Astra also entered into several transactions involving its existing businesses. In its infrastructure business, Astra acquired a 49% stake in Jasamarga Pandaan Malang, the operator of the 38.5km Pandaan-Malang toll road, one of the most important toll roads in East Java, for US$95 million. It also acquired an additional 14% stake in Marga Lingkar Jakarta, the operator of the 7.7km Kebon Jeruk-Ulujami toll road as part of the Jakarta Outer Ring Road, for US$19 million, taking its ownership to 49%. These acquisitions bring Astra’s total interests in toll roads to 396km.
In Astra’s property business, Astra Land Indonesia (“ALI”), Astra’s 50:50 joint venture with Hongkong Land, acquired the remaining 33% stake in Astra Modern Land, the developer of the Asya residential township in East Jakarta, which it did not already own for US$70 million in December 2021.
In February 2022, ALI established a joint venture with LOGOS to develop and manage modern logistics warehouses in Indonesia.
Direct Motor Interests
During the year, JC&C increased its interest in Cycle & Carriage Bintang from 59.1% to 89.0% for around US$18 million, through a series of on-market purchases and acceptances under its Voluntary General Offer.
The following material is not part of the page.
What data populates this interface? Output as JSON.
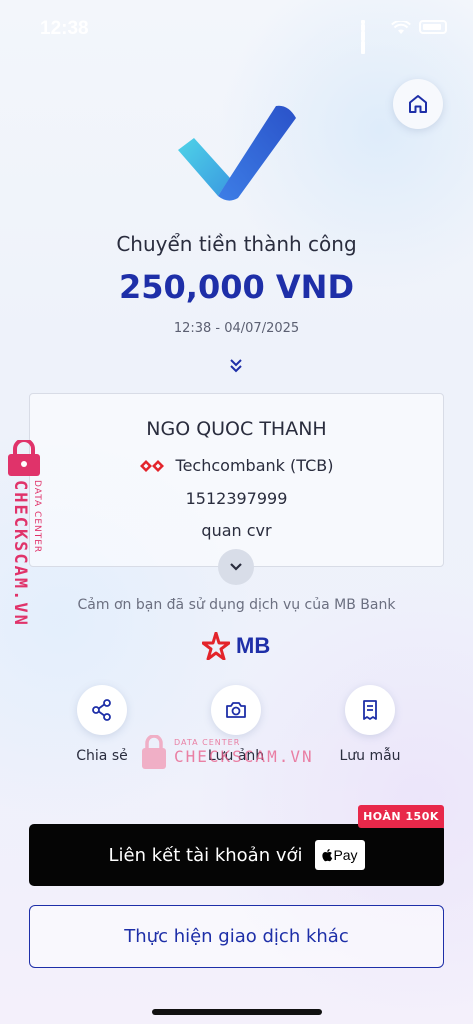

In June 2021, JC&C also entered into an agreement to acquire the remaining 30% stake that it did not own in Republic Auto, a used car business in Singapore, for approximately US$22 million.
Other Strategic Interests
During the year, JC&C increased its interest in REE from 29.8% to 31.0% through a series of on-market purchases, for around US$10 million.
Dividends
The Board is recommending a final one-tier tax-exempt dividend of US¢62 per share (2020: US¢34 per share) which, together with the interim dividend of US¢18 per share (2020: US¢9 per share), will produce a total dividend for the year of US¢80 per share (2020: US¢43 per share), 86% higher than 2020.
People
On behalf of the Board, I would like to recognise our 240,000 employees across the region for their continuing hard work and efforts, which have enabled the Group to continue to operate despite the challenging environment created by the COVID-19 pandemic.
Ms Vimala Menon, the Lead Independent Director and Chairperson of the Audit Committee, retired from the Board in December 2021. Mr Michael Kok, Chairman of the Remuneration Committee, will be retiring from the Board at the end of March 2022. On behalf of the Board, I would like to record our appreciation and thank Vimala and Michael for their valuable contributions to the Group.
I am delighted to welcome Mr Samuel Tsien, who joined the Board in October 2021 as an independent director. Samuel has many years of experience in the banking and finance sectors, and we look forward to the contribution he will bring to the Group.
Outlook
The pandemic is expected to remain a significant risk to performance in 2022, but the Group is optimistic about the long-term economic prospects of Southeast Asia, and is well placed to benefit from its growth opportunities.